I was considering writing a Sony Ericsson Xperia X10 review, but I couldn’t. Xperia could be one great phone, but design decisions made for its user interface made me wonder what Sony was thinking, more than once.
First thing that I noticed was the way of answering a call. To answer a call on Xperia X10 user is expected to unlock the screen. How you do that? Hold the phone in one hand, and move the slider from right down to left up, or from left down to right up corner – with a finger of your second hand. Imagine anyone skiing, hiking, biking, or just carrying a bag from the grocery store – how that person is supposed to answer a call with only one free hand? Well, there’s no way.
Then I tried to type something on Google Talk. Note, I’m used to smartphones, and virtual keyboard doesn’t scare me a bit. But on Xperia I just couldn’t type – letter were all wrong, whatever I do.

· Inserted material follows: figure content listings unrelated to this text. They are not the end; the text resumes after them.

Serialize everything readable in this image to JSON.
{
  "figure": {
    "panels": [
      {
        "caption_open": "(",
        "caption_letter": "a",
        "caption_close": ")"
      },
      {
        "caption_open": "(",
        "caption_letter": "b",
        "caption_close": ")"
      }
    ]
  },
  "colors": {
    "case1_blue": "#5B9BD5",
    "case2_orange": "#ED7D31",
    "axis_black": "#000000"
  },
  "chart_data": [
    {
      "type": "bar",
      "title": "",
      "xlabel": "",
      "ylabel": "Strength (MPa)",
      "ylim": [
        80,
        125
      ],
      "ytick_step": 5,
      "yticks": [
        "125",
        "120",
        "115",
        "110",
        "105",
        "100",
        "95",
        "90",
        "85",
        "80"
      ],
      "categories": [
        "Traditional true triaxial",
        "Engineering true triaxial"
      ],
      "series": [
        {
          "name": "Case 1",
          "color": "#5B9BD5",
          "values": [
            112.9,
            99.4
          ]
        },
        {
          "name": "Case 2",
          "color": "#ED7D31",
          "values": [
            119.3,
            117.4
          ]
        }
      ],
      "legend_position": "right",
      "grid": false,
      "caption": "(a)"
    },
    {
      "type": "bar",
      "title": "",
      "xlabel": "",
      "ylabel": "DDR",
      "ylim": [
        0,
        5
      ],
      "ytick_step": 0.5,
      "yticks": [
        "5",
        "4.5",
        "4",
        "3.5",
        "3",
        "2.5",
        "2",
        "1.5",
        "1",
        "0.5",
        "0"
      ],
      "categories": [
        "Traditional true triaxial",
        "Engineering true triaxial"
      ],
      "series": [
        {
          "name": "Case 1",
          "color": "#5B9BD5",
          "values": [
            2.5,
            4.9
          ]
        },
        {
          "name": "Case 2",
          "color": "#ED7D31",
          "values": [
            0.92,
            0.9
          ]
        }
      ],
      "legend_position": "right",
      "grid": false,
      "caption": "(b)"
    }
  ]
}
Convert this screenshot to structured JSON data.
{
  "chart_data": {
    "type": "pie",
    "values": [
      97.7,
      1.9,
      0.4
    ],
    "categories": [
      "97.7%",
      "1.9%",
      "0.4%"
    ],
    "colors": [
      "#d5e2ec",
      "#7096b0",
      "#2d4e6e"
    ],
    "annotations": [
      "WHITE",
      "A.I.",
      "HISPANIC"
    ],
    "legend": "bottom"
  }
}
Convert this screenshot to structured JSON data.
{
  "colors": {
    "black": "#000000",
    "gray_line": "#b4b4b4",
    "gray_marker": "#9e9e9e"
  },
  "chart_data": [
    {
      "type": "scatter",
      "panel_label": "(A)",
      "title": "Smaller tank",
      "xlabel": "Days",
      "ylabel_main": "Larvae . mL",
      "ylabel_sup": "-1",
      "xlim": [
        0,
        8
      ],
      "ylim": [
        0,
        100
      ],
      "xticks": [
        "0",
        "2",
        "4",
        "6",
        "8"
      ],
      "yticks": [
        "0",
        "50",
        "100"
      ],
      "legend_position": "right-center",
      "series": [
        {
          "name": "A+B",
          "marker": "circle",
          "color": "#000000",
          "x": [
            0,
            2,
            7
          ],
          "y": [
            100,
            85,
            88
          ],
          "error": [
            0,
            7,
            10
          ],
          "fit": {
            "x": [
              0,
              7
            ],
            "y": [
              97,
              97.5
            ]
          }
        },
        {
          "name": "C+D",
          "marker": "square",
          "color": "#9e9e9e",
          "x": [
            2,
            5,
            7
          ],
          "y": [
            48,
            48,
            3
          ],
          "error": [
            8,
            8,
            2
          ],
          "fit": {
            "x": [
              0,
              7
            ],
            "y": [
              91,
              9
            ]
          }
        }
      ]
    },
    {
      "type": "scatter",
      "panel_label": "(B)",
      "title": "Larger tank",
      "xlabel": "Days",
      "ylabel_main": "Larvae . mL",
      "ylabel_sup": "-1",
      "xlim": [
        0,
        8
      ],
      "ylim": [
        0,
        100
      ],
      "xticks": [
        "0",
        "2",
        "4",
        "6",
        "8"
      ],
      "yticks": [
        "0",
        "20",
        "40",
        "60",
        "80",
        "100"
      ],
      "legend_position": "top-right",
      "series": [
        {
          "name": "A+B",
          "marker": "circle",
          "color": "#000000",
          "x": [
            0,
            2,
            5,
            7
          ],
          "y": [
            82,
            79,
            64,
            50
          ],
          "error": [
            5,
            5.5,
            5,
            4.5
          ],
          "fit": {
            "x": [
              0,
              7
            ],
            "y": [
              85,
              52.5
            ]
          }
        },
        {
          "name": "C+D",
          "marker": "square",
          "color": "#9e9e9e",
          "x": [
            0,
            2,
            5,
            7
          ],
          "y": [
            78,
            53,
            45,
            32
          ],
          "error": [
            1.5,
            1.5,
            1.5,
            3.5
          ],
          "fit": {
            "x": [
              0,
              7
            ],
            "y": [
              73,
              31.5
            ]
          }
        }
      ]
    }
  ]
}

Thanks my pal, he advised me that this is a well known problem and I’m just better to go into settings and switch Sony designed virtual keyboard to the native Android keyboard which was disabled by default. Of course once I did that all the letters suddenly got to their places.
My final problem with this so sexy but underdeveloped phone was screen sensitivity. Calls are constantly disconnected. Beep I hear just before it happens tells me I touched the screen, but the only part of the body I could touch the screen with while talking was my cheek! May be it’s my cheek that is incompatible, but somehow I never had this problem on my previous touch screen handsets.
Android is gaining momentum these days, thousands of new useful and fun Android application add up, but its strongest competitor place huge emphasis on usability and quality of user experience. This sort of problems Sony Ericsson Xperia X10 happens to have doesn’t help Andorid at all.